Ridgeley convinced a reluctant Michael that Wham! needed to change their image and their sound frequently, from the leather-clad moody singers of “Bad Boys” and “Young Guns (Go for It!)” to the more fashionable pop superstars of “Wake Me Up Before You Go-Go”. Wham! returned in 1984 with an updated pop image. In a process begun by the video to “Club Tropicana” on the previous album, Ridgeley changed the band’s look from “moody in leather jackets” to smiles and fashionable clothing, with a view to promoting themselves more as hedonistic sex symbols rather than spokesmen for a disaffected generation.
These changes helped to propel Wham!’s next single to the top of the charts around the world, “Wake Me Up Before You Go-Go”, a song that George Michael wrote after being inspired by a note left by Ridgeley to his parents. The note was mistakenly written by Ridgeley as “don’t forget to wake me up up before you go go”. Since he had accidentally written the word “up” twice, Ridgeley decided to compound the error and write “go” twice, as well. It became their first UK #1 single and rose to that position in the USA as well, accompanied by a memorable video of the duo, plus the ubiquitous Pepsi and Shirlie, wearing Katharine Hamnett T-shirts with the slogans “CHOOSE LIFE” and “GO GO”. The next single “Careless Whisper” was issued as a George Michael solo piece, yet unlike any Wham! single since “Wham Rap!”, it was credited as co-written by Ridgeley. The song, about a remorseful two-timer, had more emotional depth than previous releases. It quickly reached #1, selling over 1.3 million copies in the UK. “Careless Whisper” marked a new phase in George Michael’s career, as he somewhat distanced himself from Wham!’s playboy image. In the U.S.—so as not to confuse American listeners just being exposed to Wham!—the single was billed as “Wham! featuring George Michael”.

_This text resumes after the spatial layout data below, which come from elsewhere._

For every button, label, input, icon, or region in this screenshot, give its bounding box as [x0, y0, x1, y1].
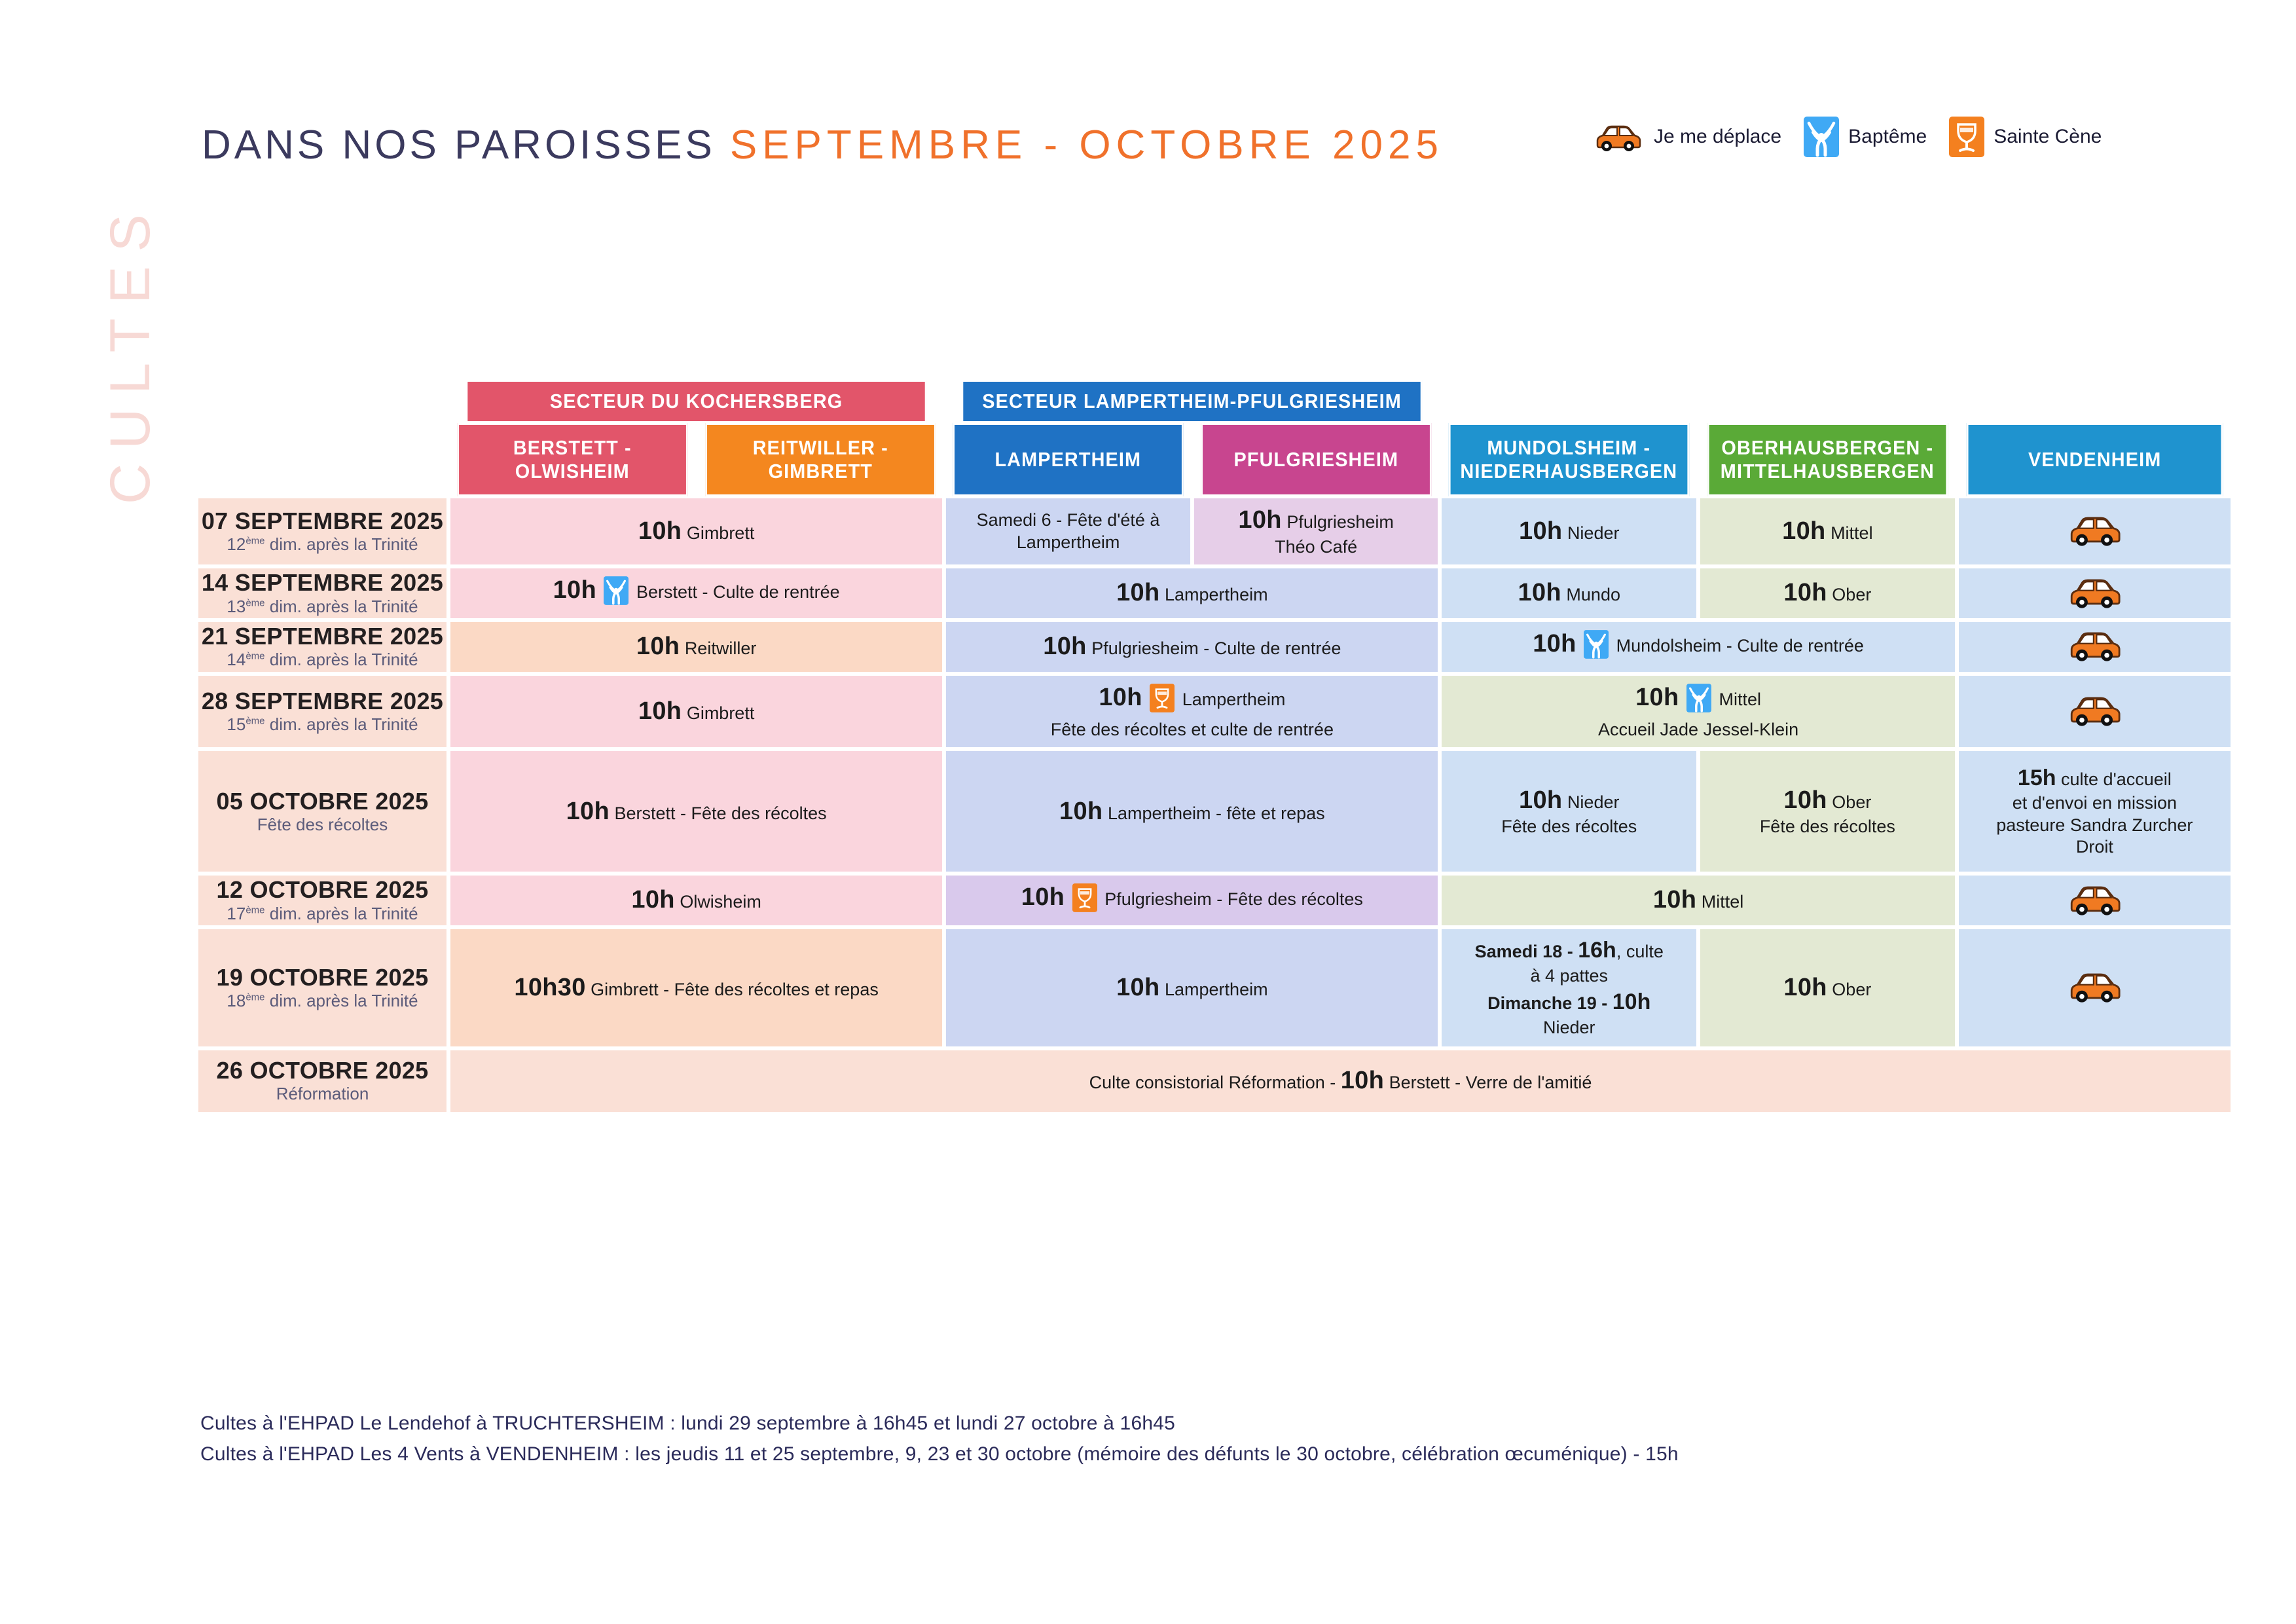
chalice-icon — [1150, 683, 1175, 719]
cell-time: 10h — [638, 697, 682, 725]
date-sub: Réformation — [198, 1084, 446, 1104]
parish-header-reitwiller-gimbrett: REITWILLER - GIMBRETT — [705, 423, 936, 496]
cell-time: 10h — [1635, 684, 1679, 711]
parish-header-lampertheim: LAMPERTHEIM — [953, 423, 1183, 496]
cell-line1: Samedi 6 - Fête d'été à — [951, 509, 1185, 532]
cell-pre: Culte consistorial Réformation - — [1089, 1073, 1341, 1092]
chalice-icon — [1072, 883, 1097, 919]
cell-mundolsheim: 10h Nieder — [1440, 496, 1698, 566]
cell-time: 10h — [1533, 630, 1576, 657]
cell-lampertheim-pfulgriesheim: 10h Lampertheim Fête des récoltes et cul… — [944, 674, 1440, 750]
cell-post: Berstett - Verre de l'amitié — [1384, 1073, 1592, 1092]
cell-line4: Nieder — [1447, 1016, 1691, 1039]
table-row: 28 SEPTEMBRE 2025 15ème dim. après la Tr… — [196, 674, 2232, 750]
cell-label: Nieder — [1567, 792, 1620, 812]
date-cell: 07 SEPTEMBRE 2025 12ème dim. après la Tr… — [196, 496, 448, 566]
date-sub-sup: ème — [246, 904, 264, 915]
cell-line2: Théo Café — [1199, 536, 1433, 559]
cell-oberhausbergen: 10h Ober Fête des récoltes — [1698, 749, 1957, 874]
cell-label: Mundolsheim - Culte de rentrée — [1616, 636, 1864, 655]
legend-label-baptism: Baptême — [1848, 126, 1927, 148]
cell-vendenheim — [1957, 496, 2232, 566]
cell-text: 10h30 Gimbrett - Fête des récoltes et re… — [450, 966, 942, 1010]
page-title: DANS NOS PAROISSESSEPTEMBRE - OCTOBRE 20… — [202, 122, 1444, 168]
date-cell: 05 OCTOBRE 2025 Fête des récoltes — [196, 749, 448, 874]
cell-label: Lampertheim — [1182, 690, 1286, 709]
table-row: 26 OCTOBRE 2025 Réformation Culte consis… — [196, 1048, 2232, 1114]
cell-time: 10h — [1043, 633, 1086, 660]
cell-line2: Fête des récoltes et culte de rentrée — [951, 719, 1432, 741]
date-sub-sup: ème — [246, 715, 264, 726]
cell-line3-bold: Dimanche 19 - — [1487, 993, 1613, 1013]
cell-text: 10h Nieder — [1442, 509, 1696, 554]
cell-time: 10h — [566, 798, 610, 825]
cell-lampertheim-pfulgriesheim: 10h Lampertheim - fête et repas — [944, 749, 1440, 874]
table-row: 14 SEPTEMBRE 2025 13ème dim. après la Tr… — [196, 566, 2232, 620]
cell-time: 10h — [1099, 684, 1142, 711]
parish-header-berstett-olwisheim: BERSTETT - OLWISHEIM — [457, 423, 687, 496]
cell-time: 10h — [1021, 883, 1065, 911]
cell-line1-time: 16h — [1578, 938, 1616, 963]
date-sub: 14ème dim. après la Trinité — [198, 650, 446, 670]
cell-mundolsheim: 10h Mundo — [1440, 566, 1698, 620]
parish-header-line2: MITTELHAUSBERGEN — [1709, 460, 1946, 483]
date-sub: 13ème dim. après la Trinité — [198, 597, 446, 617]
parish-header-line2: GIMBRETT — [707, 460, 934, 483]
cell-time: 10h — [1519, 517, 1562, 545]
date-cell: 19 OCTOBRE 2025 18ème dim. après la Trin… — [196, 927, 448, 1048]
car-icon — [2064, 908, 2124, 919]
legend-item-car: Je me déplace — [1591, 121, 1781, 153]
date-sub: Fête des récoltes — [198, 815, 446, 835]
cell-label: Lampertheim — [1165, 585, 1268, 604]
cell-label: Berstett - Culte de rentrée — [636, 582, 840, 602]
cell-lampertheim-pfulgriesheim: 10h Lampertheim — [944, 566, 1440, 620]
cell-text: 10h Ober — [1700, 571, 1955, 616]
cell-text: 10h Mundo — [1442, 571, 1696, 616]
cell-line1-bold: Samedi 18 - — [1475, 942, 1578, 961]
cell-label: Gimbrett - Fête des récoltes et repas — [591, 980, 879, 999]
cell-lampertheim-pfulgriesheim: 10h Pfulgriesheim - Fête des récoltes — [944, 874, 1440, 927]
date-sub-sup: ème — [246, 536, 264, 547]
date-cell: 26 OCTOBRE 2025 Réformation — [196, 1048, 448, 1114]
date-main: 19 OCTOBRE 2025 — [198, 965, 446, 991]
date-cell: 14 SEPTEMBRE 2025 13ème dim. après la Tr… — [196, 566, 448, 620]
cell-text: 10h Lampertheim Fête des récoltes et cul… — [946, 676, 1438, 748]
date-sub-num: 15 — [227, 714, 246, 734]
date-main: 26 OCTOBRE 2025 — [198, 1058, 446, 1084]
car-icon — [2064, 995, 2124, 1006]
cell-oberhausbergen: 10h Mittel — [1698, 496, 1957, 566]
cell-line2: Lampertheim — [951, 532, 1185, 554]
parish-header-line1: OBERHAUSBERGEN - — [1709, 436, 1946, 460]
cell-text: 10h Lampertheim — [946, 966, 1438, 1010]
date-sub-rest: dim. après la Trinité — [265, 597, 418, 616]
cell-line2: Fête des récoltes — [1705, 816, 1950, 838]
legend-item-chalice: Sainte Cène — [1949, 117, 2102, 157]
legend: Je me déplace Baptême — [1591, 117, 2102, 157]
cell-label: Lampertheim — [1165, 980, 1268, 999]
date-sub-num: 14 — [227, 650, 246, 669]
cell-vendenheim — [1957, 927, 2232, 1048]
date-sub: 12ème dim. après la Trinité — [198, 534, 446, 555]
cell-vendenheim — [1957, 566, 2232, 620]
chalice-icon — [1949, 117, 1984, 157]
cell-text: 10h Berstett - Fête des récoltes — [450, 790, 942, 834]
cell-text: 10h Lampertheim — [946, 571, 1438, 616]
cultes-schedule-table: SECTEUR DU KOCHERSBERG SECTEUR LAMPERTHE… — [196, 380, 2232, 1114]
sector-header-lampertheim-pfulgriesheim: SECTEUR LAMPERTHEIM-PFULGRIESHEIM — [962, 380, 1423, 423]
cell-time: 10h — [631, 886, 674, 913]
cell-label: Reitwiller — [685, 638, 757, 658]
cell-pfulgriesheim: 10h Pfulgriesheim Théo Café — [1192, 496, 1440, 566]
footer-note-2: Cultes à l'EHPAD Les 4 Vents à VENDENHEI… — [200, 1439, 1679, 1469]
cell-text: 10h Reitwiller — [450, 625, 942, 669]
cell-vendenheim — [1957, 620, 2232, 674]
cell-label: Ober — [1832, 792, 1871, 812]
cell-label: Olwisheim — [680, 892, 761, 912]
cell-label: Pfulgriesheim — [1286, 512, 1394, 532]
cell-text: 10h Ober Fête des récoltes — [1700, 779, 1955, 845]
cell-time: 15h — [2018, 766, 2056, 790]
table-row: 05 OCTOBRE 2025 Fête des récoltes 10h Be… — [196, 749, 2232, 874]
parish-header-line2: NIEDERHAUSBERGEN — [1451, 460, 1687, 483]
parish-header-vendenheim: VENDENHEIM — [1966, 423, 2223, 496]
footer-notes: Cultes à l'EHPAD Le Lendehof à TRUCHTERS… — [200, 1408, 1679, 1470]
parish-header-line1: BERSTETT - — [459, 436, 686, 460]
cell-time: 10h — [1783, 579, 1827, 606]
cell-oberhausbergen: 10h Ober — [1698, 566, 1957, 620]
cell-kochersberg: 10h Reitwiller — [448, 620, 944, 674]
cell-time: 10h — [1518, 579, 1561, 606]
date-sub: 15ème dim. après la Trinité — [198, 714, 446, 735]
cell-lampertheim-pfulgriesheim: 10h Lampertheim — [944, 927, 1440, 1048]
cell-oberhausbergen: 10h Ober — [1698, 927, 1957, 1048]
cell-kochersberg: 10h Gimbrett — [448, 674, 944, 750]
date-sub-num: 13 — [227, 597, 246, 616]
cell-text: 10h Berstett - Culte de rentrée — [450, 568, 942, 618]
parish-header-pfulgriesheim: PFULGRIESHEIM — [1201, 423, 1431, 496]
baptism-icon — [1804, 117, 1839, 157]
cell-line2: et d'envoi en mission — [1964, 792, 2225, 815]
date-cell: 21 SEPTEMBRE 2025 14ème dim. après la Tr… — [196, 620, 448, 674]
cell-time: 10h — [1059, 798, 1102, 825]
date-cell: 28 SEPTEMBRE 2025 15ème dim. après la Tr… — [196, 674, 448, 750]
parish-header-line1: LAMPERTHEIM — [955, 448, 1182, 471]
cell-line3: pasteure Sandra Zurcher — [1964, 815, 2225, 837]
date-main: 21 SEPTEMBRE 2025 — [198, 623, 446, 650]
date-sub-num: 18 — [227, 991, 246, 1010]
date-sub-num: 17 — [227, 904, 246, 923]
cell-mundolsheim-oberhausbergen: 10h Mittel — [1440, 874, 1956, 927]
cell-text: 10h Mittel — [1700, 509, 1955, 554]
date-sub-rest: dim. après la Trinité — [265, 714, 418, 734]
cell-line1-rest: , culte — [1616, 942, 1664, 961]
car-icon — [1591, 121, 1645, 153]
page-title-part1: DANS NOS PAROISSES — [202, 122, 716, 168]
cell-text: Samedi 6 - Fête d'été à Lampertheim — [946, 503, 1190, 561]
cell-line4: Droit — [1964, 836, 2225, 858]
cell-mundolsheim: Samedi 18 - 16h, culte à 4 pattes Dimanc… — [1440, 927, 1698, 1048]
car-icon — [2064, 539, 2124, 550]
cell-line2: à 4 pattes — [1447, 965, 1691, 987]
cell-label: culte d'accueil — [2061, 769, 2172, 789]
sector-header-kochersberg: SECTEUR DU KOCHERSBERG — [466, 380, 927, 423]
page-header: DANS NOS PAROISSESSEPTEMBRE - OCTOBRE 20… — [0, 122, 2296, 200]
table-row: 21 SEPTEMBRE 2025 14ème dim. après la Tr… — [196, 620, 2232, 674]
date-sub-sup: ème — [246, 597, 264, 608]
cell-vendenheim: 15h culte d'accueil et d'envoi en missio… — [1957, 749, 2232, 874]
cell-text: Samedi 18 - 16h, culte à 4 pattes Dimanc… — [1442, 929, 1696, 1046]
cell-label: Lampertheim - fête et repas — [1108, 803, 1325, 823]
cell-text: 10h Pfulgriesheim - Culte de rentrée — [946, 625, 1438, 669]
table-row: 12 OCTOBRE 2025 17ème dim. après la Trin… — [196, 874, 2232, 927]
cell-time: 10h — [1116, 974, 1159, 1001]
parish-header-line1: MUNDOLSHEIM - — [1451, 436, 1687, 460]
legend-label-chalice: Sainte Cène — [1994, 126, 2102, 148]
cell-lampertheim-pfulgriesheim: 10h Pfulgriesheim - Culte de rentrée — [944, 620, 1440, 674]
date-main: 14 SEPTEMBRE 2025 — [198, 570, 446, 596]
cell-text: 15h culte d'accueil et d'envoi en missio… — [1959, 758, 2231, 865]
car-icon — [2064, 601, 2124, 612]
cell-label: Mittel — [1831, 523, 1873, 543]
date-sub-sup: ème — [246, 651, 264, 662]
date-main: 12 OCTOBRE 2025 — [198, 877, 446, 903]
cell-label: Mundo — [1566, 585, 1620, 604]
cell-mundolsheim-oberhausbergen: 10h Mundolsheim - Culte de rentrée — [1440, 620, 1956, 674]
cell-label: Mittel — [1702, 892, 1744, 912]
cell-time: 10h — [636, 633, 680, 660]
date-cell: 12 OCTOBRE 2025 17ème dim. après la Trin… — [196, 874, 448, 927]
cell-text: 10h Ober — [1700, 966, 1955, 1010]
cell-label: Ober — [1832, 980, 1871, 999]
date-sub-rest: dim. après la Trinité — [265, 650, 418, 669]
cell-label: Ober — [1832, 585, 1871, 604]
cell-time: 10h — [1341, 1067, 1384, 1094]
date-sub: 17ème dim. après la Trinité — [198, 904, 446, 924]
cell-text: 10h Olwisheim — [450, 878, 942, 923]
cell-kochersberg: 10h30 Gimbrett - Fête des récoltes et re… — [448, 927, 944, 1048]
cell-kochersberg: 10h Berstett - Culte de rentrée — [448, 566, 944, 620]
parish-header-line2: OLWISHEIM — [459, 460, 686, 483]
date-main: 28 SEPTEMBRE 2025 — [198, 688, 446, 714]
table-row: 19 OCTOBRE 2025 18ème dim. après la Trin… — [196, 927, 2232, 1048]
parish-header-line1: VENDENHEIM — [1968, 448, 2221, 471]
baptism-icon — [1584, 629, 1609, 665]
cell-lampertheim: Samedi 6 - Fête d'été à Lampertheim — [944, 496, 1192, 566]
legend-label-car: Je me déplace — [1654, 126, 1781, 148]
table-row: 07 SEPTEMBRE 2025 12ème dim. après la Tr… — [196, 496, 2232, 566]
cell-text: 10h Gimbrett — [450, 690, 942, 734]
sector-header-row: SECTEUR DU KOCHERSBERG SECTEUR LAMPERTHE… — [196, 380, 2232, 423]
cell-time: 10h — [1238, 506, 1281, 534]
cell-text: 10h Nieder Fête des récoltes — [1442, 779, 1696, 845]
cell-label: Gimbrett — [687, 703, 755, 723]
cell-kochersberg: 10h Olwisheim — [448, 874, 944, 927]
cell-text: 10h Gimbrett — [450, 509, 942, 554]
cell-label: Berstett - Fête des récoltes — [615, 803, 827, 823]
date-sub-rest: dim. après la Trinité — [265, 904, 418, 923]
parish-header-line1: PFULGRIESHEIM — [1203, 448, 1430, 471]
parish-header-mundolsheim-niederhausbergen: MUNDOLSHEIM - NIEDERHAUSBERGEN — [1449, 423, 1689, 496]
cell-text: 10h Pfulgriesheim Théo Café — [1194, 498, 1438, 564]
date-main: 05 OCTOBRE 2025 — [198, 788, 446, 815]
date-sub-rest: Réformation — [276, 1084, 369, 1103]
parish-header-row: BERSTETT - OLWISHEIM REITWILLER - GIMBRE… — [196, 423, 2232, 496]
cell-kochersberg: 10h Gimbrett — [448, 496, 944, 566]
cell-time: 10h — [1783, 786, 1827, 814]
cell-label: Pfulgriesheim - Culte de rentrée — [1091, 638, 1341, 658]
date-sub-sup: ème — [246, 991, 264, 1003]
date-sub-rest: dim. après la Trinité — [265, 991, 418, 1010]
cell-time: 10h — [1783, 974, 1827, 1001]
cell-time: 10h — [638, 517, 682, 545]
cell-label: Gimbrett — [687, 523, 755, 543]
cell-label: Nieder — [1567, 523, 1620, 543]
footer-note-1: Cultes à l'EHPAD Le Lendehof à TRUCHTERS… — [200, 1408, 1679, 1439]
cell-text: 10h Lampertheim - fête et repas — [946, 790, 1438, 834]
baptism-icon — [604, 576, 629, 612]
date-main: 07 SEPTEMBRE 2025 — [198, 508, 446, 534]
cell-vendenheim — [1957, 674, 2232, 750]
date-sub-num: 12 — [227, 534, 246, 554]
cell-text: 10h Pfulgriesheim - Fête des récoltes — [946, 876, 1438, 925]
cell-all-parishes: Culte consistorial Réformation - 10h Ber… — [448, 1048, 2232, 1114]
cell-vendenheim — [1957, 874, 2232, 927]
date-sub-rest: dim. après la Trinité — [265, 534, 418, 554]
date-sub-rest: Fête des récoltes — [257, 815, 388, 834]
car-icon — [2064, 719, 2124, 730]
cell-mundolsheim-oberhausbergen: 10h Mittel Accueil Jade Jessel-Klein — [1440, 674, 1956, 750]
cell-line2: Fête des récoltes — [1447, 816, 1691, 838]
page-title-part2: SEPTEMBRE - OCTOBRE 2025 — [730, 122, 1444, 168]
cell-line3-time: 10h — [1613, 989, 1651, 1014]
cell-text: 10h Mittel Accueil Jade Jessel-Klein — [1442, 676, 1954, 748]
cell-line2: Accueil Jade Jessel-Klein — [1447, 719, 1949, 741]
cell-text: 10h Mittel — [1442, 878, 1954, 923]
car-icon — [2064, 654, 2124, 665]
cell-time: 10h — [1116, 579, 1159, 606]
cell-text: Culte consistorial Réformation - 10h Ber… — [450, 1059, 2231, 1103]
cell-time: 10h — [1782, 517, 1825, 545]
cell-label: Mittel — [1719, 690, 1762, 709]
baptism-icon — [1686, 683, 1711, 719]
parish-header-line1: REITWILLER - — [707, 436, 934, 460]
watermark-side-cultes: CULTES — [98, 200, 163, 504]
cell-text: 10h Mundolsheim - Culte de rentrée — [1442, 622, 1954, 672]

In the autumn of 1984, Wham! returned as a duo with “Freedom”, another UK chart-topper and the first single for quite some time to reach #1 in the UK without an accompanying video. Wham! subsequently decided to use a video edited together from footage of their historic China tour in time for “Freedom’s” U.S. single release. The group by then had achieved three number-one singles in a row. In November, they released their second album, Make It Big, which quickly climbed to #1 on the album charts, and the band set off on an arena tour at the end of 1984.
The double A-side single “Last Christmas/Everything She Wants” became the highest-selling single ever to peak at #2 in the UK charts. It stayed at #2 for five weeks and, to date, is the 24th best-selling single of all time in the United Kingdom, selling over 1.4 million copies in the UK. Wham! donated all their royalties from the single to the Ethiopian famine appeal to coincide with the fund-raising intentions of Band Aid’s “Do They Know It’s Christmas?”, the song which kept them out of the top spot. Nevertheless, Band Aid’s success meant that Michael had achieved #1 status in the UK within three separate entities in 1984—as a solo artist, as one half of a duo, and as part of a charity ensemble.
Several months after their UK releases, their three U.S. number-one singles in a row (and their only U.S number ones) were “Wake Me Up Before You Go-Go”, “Careless Whisper”, and “Everything She Wants”. “Freedom” hit number three. At the end of 1985, the U.S. Billboard charts listed “Wake Me Up Before You Go-Go” as the number-three song and “Careless Whisper” as the number-one song of the year.